By Zach Hagadone
Reader Staff
When Netflix hits me with a show descriptor containing words like “deadpan” and “cynical,” count me in. I’m a slave to the algorithm like all of us. The “Netflix comedy event” titled Death to 2020 delivers on every blackhearted front. To wit, I laughed like a loon in bitter tones that drew my family into my benighted home office several times, just to be sure I wasn’t having a stroke. Not yet… not yet.
This is a mockumentary, but we may have finally reached post-post-modernism, in so far as mockumentary is better than documentary. In our “post-truth” era, this fake-truth carnival of temporal horrors has all the “truthiness,” as Stephen Colbert famously put it back in the G.W. Bush regime, of, well, truth itself.

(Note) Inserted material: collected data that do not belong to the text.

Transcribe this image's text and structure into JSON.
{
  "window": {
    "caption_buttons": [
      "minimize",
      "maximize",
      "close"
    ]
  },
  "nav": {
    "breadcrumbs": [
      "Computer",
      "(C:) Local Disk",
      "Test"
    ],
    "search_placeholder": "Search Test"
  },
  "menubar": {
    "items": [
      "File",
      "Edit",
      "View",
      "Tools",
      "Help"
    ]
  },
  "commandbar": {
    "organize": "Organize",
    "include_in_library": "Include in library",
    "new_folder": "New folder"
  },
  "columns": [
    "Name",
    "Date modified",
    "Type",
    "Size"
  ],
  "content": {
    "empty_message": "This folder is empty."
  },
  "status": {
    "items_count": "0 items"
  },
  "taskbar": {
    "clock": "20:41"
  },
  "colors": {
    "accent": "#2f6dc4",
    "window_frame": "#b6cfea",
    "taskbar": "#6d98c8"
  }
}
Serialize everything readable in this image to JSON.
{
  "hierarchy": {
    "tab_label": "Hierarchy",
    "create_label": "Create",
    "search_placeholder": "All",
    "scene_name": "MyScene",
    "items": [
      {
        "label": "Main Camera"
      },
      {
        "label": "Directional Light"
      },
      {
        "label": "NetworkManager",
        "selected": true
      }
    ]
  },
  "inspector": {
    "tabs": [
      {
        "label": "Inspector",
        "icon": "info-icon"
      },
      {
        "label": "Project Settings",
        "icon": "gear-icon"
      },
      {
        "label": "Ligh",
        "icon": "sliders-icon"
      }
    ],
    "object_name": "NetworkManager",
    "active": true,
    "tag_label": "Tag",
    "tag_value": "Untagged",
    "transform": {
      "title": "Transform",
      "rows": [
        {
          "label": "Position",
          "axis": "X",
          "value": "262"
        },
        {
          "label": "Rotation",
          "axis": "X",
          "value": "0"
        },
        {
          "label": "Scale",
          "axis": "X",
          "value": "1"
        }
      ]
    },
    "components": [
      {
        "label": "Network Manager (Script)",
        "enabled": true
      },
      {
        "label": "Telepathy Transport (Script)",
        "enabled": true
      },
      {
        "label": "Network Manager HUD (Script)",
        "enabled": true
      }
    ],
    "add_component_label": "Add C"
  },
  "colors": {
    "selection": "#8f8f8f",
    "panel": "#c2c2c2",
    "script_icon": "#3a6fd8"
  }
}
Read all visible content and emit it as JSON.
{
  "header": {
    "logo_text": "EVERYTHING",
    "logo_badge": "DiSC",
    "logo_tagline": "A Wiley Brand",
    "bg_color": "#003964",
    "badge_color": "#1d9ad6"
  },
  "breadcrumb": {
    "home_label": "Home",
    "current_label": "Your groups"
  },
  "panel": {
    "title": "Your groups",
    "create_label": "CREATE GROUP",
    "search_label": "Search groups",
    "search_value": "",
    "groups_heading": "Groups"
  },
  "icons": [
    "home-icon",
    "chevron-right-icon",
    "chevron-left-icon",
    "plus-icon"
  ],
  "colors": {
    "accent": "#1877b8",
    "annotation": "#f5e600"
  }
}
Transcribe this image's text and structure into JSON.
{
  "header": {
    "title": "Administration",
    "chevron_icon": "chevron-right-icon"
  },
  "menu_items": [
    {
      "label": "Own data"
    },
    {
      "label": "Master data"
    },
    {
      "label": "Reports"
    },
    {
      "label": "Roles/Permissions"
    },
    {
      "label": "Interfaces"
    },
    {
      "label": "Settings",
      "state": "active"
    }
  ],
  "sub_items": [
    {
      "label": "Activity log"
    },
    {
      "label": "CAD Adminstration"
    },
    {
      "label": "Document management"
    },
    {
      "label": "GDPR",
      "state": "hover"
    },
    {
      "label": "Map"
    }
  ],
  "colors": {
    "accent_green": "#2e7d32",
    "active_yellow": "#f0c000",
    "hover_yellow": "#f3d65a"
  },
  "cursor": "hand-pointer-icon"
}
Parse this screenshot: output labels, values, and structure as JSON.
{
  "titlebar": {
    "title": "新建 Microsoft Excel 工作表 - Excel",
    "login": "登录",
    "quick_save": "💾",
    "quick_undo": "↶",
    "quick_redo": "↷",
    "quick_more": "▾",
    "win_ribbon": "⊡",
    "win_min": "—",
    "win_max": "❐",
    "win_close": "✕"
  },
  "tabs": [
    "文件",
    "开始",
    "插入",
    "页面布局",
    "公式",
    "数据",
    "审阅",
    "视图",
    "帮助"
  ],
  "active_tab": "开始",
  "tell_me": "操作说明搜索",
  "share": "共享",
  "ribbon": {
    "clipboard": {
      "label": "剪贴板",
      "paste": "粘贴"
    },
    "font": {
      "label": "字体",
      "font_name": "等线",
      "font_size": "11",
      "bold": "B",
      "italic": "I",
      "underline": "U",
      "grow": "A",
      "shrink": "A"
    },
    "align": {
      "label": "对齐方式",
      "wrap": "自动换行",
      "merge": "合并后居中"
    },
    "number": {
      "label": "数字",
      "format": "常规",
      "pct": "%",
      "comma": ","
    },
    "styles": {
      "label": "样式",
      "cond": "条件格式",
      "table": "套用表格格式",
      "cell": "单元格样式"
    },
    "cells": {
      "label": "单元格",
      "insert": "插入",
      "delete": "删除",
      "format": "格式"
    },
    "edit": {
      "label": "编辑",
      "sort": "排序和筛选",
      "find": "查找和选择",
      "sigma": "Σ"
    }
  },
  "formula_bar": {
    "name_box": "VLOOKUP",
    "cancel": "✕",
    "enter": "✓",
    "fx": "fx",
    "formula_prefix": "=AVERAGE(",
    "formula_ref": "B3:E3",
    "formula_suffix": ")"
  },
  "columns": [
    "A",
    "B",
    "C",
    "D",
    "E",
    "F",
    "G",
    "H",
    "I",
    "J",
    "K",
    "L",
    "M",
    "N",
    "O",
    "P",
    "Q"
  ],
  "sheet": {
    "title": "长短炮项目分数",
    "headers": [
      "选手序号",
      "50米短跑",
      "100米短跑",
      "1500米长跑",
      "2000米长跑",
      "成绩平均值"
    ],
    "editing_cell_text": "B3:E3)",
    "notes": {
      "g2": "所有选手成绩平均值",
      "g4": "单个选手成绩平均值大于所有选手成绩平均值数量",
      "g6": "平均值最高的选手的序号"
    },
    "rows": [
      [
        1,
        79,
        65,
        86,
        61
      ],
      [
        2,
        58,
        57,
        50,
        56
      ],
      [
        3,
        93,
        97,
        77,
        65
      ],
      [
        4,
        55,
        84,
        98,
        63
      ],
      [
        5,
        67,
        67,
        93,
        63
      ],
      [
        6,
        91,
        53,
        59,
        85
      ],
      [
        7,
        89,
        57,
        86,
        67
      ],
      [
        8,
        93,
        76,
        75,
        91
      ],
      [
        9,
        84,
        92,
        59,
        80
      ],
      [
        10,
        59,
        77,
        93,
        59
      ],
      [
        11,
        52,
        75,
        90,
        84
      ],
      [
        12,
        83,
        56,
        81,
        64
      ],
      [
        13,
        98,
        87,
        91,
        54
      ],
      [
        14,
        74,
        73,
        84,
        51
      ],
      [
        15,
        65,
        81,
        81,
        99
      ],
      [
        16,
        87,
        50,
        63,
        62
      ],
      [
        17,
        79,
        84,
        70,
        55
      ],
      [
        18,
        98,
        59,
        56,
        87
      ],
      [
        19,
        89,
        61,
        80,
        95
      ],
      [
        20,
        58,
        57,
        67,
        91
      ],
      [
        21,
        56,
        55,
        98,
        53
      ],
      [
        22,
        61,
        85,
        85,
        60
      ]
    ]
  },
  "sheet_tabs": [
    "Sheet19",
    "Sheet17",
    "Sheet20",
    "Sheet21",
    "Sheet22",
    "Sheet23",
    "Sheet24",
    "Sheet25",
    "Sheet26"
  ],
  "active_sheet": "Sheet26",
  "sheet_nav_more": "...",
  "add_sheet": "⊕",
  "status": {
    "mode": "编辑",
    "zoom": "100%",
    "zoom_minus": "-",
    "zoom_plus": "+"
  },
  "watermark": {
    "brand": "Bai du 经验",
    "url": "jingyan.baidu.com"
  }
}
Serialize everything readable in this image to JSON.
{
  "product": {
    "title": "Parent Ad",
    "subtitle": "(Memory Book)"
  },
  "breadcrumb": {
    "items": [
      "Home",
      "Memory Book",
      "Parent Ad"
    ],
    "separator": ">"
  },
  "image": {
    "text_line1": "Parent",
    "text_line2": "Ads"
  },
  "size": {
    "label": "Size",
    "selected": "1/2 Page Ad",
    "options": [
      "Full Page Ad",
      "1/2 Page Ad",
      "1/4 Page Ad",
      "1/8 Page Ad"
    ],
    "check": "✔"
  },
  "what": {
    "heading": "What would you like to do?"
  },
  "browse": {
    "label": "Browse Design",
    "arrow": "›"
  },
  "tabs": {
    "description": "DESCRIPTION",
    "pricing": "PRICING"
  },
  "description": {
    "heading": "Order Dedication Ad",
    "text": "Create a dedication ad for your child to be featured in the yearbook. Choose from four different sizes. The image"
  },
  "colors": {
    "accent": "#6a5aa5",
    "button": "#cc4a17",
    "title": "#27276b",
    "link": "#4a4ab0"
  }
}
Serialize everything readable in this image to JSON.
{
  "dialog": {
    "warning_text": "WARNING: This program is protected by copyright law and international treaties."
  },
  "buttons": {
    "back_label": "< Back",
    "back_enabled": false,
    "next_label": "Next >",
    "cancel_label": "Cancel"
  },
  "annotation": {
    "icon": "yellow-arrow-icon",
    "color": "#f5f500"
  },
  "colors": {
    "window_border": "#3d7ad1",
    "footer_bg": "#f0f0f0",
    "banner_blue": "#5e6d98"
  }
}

Samuel L. Jackson, portraying a fictional journalist, serves as one of the key talking heads around which the show revolves. From the outset, he questions, rightly, the purpose of such a retrospective enterprise of 2020; the “year so momentous they named it twice,” as narrator Laurence Fishburne puts it.
“Why in the fuck would you want to do that?” Jackson asks.
Why indeed?
The pervading mood of this hour-plus-long chronicle of human wreckage, stupidity, mendacity and cupidity is weariness, tinged with sublimated rage and a giddy kind of absurdity. It’s “the definitive story of the most historic year in history,” Fishburne intones as Jackson kicks off the chronicle of pain, starting with the 2020 meeting of world leaders at Davos, Switzerland — the “Coachella for billionaires,” he says, keynoted by Greta Thunberg, a “teenage girl who’s famous even though everything she says is depressing.”
Other pop culture moments are brought up, laughed at, and set back down — such as Prince Harry and Megan Marckle moving to the U.S. to escape prejudice (because, America is a place “where race has never been an issue at all,” Fishburne states flatly) — but the vast majority of Death to 2020 turns on the COVID-19 pandemic, the 2020 election and the messy götterdämmerung of the Trump administration.
Teeing off on the presidential race, Fishburne’s narrator set the stage for the election bringing together such contenders as “president and experimental pigman Donald Trump,” “prehistoric concierge” and “Civil War hero” Joe Biden, and “anarchist grandpa” Bernie Sanders.
Kitted up with tweeds, tortoiseshell glasses and a unkempt, wispy “mad professor” hair, Hugh Grant’s historian character, “Tennyson Foss,” says in offhanded fashion, “Polarization is the problem of our age, and not just in America, in the actual world, too.”
Meanwhile, Leslie Jones, as a psychologist who spends the entire show sitting at a bar with a glass of whiskey in hand, puts a finer point on the American mood, with “shit-nose extremists” and their “clown house reality” on the right vs. “whiny wokelords” who cancel each other for “daring to take a dump at the wrong time of day.”
All this polarization feeds into the paralytic response to COVID-19, which “even as it inches towards them, millions persist in going about their every day lives,” Fishburne says with a note of tired disbelief.
Referring to COVID-19 denial and disbelief, Jones’ psychologist sums up the central factor: “We’re fucking imbeciles.”
Alongside Jackson, Grant and Jones, we spend some time with Queen Elizabeth II (played wonderfully by Tracy Ullman), a suburban soccer mom who doesn’t seem to be aware that she’s been radicalized as a white nationalist, a brilliant scientist whose nuanced explanations of COVID-19 are ignored by the filmmakers themselves, an insufferable social media influencer who has leveraged all the crises of the year to benefit his brand, a shady billionaire who also has profited off the human misery of 2020 and a Kellyanne Conway-esque White House spox (Lisa Kudrow) whose gaslighting is positively blinding.
Joking about the awfulness of 2020 does get old, and will only get more hackneyed as we sail on into 2021; even these comedians — some of the finest in a generation — couldn’t get past the seriousness of some of the gags they were running. The George Flloyd protests and Black Lives Matter marked moments of seriousness and genuine pain in Death to 2020. Likewise, the mounting rage at the Trump administration’s assault on democracy following the election felt all too real.
Regardless, it’s a laugh-out-loud retrospective that gleefully hammers all the final nails in the year’s coffin.